El crío ha descubierto las fotos del interior y dice afanoso:
—Fo —y muy alegre—: ¡Uy, uy!
Pinneberg confirma su hallazgo:
—Eso son fotos, hijo mío.
Cuando el crío toma a alguien por un hombre lo llama «pa-pá», y todas las mujeres son «ma-má», es un niño muy vital y de un humor excelente, hay muchos hombres y mujeres en el periódico.
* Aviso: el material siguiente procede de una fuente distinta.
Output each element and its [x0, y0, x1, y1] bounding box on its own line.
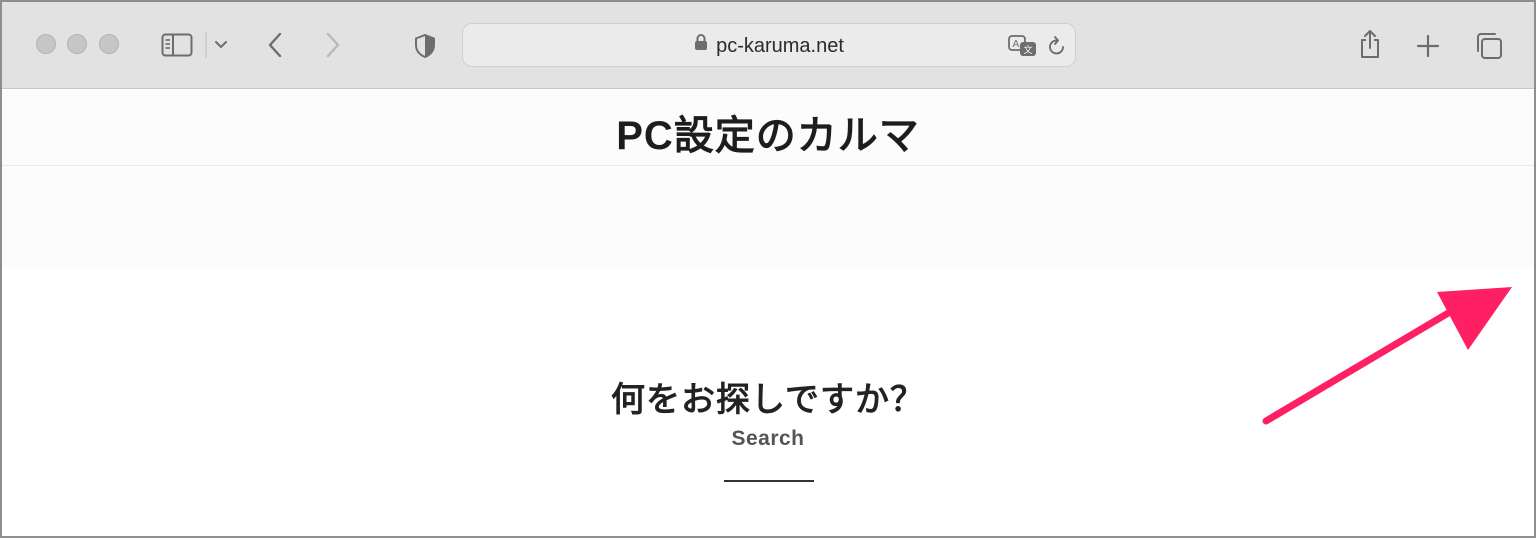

Pinneberg ventila los edredones en la ventana, ordena la habitación, después pasa al lado, a la cocina. Esta es poco más que un pañuelo, tres metros de largo por uno y medio de ancho, el fogón es el más pequeño del mundo, con un solo fuego. El fogón es la mayor aflicción de Corderita. Pinneberg ordena y friega también allí, le gusta hacerlo, tampoco le importa barrer y limpiar. Pero lo que está haciendo en ese momento no le gusta: pelar las patatas y las zanahorias para la comida.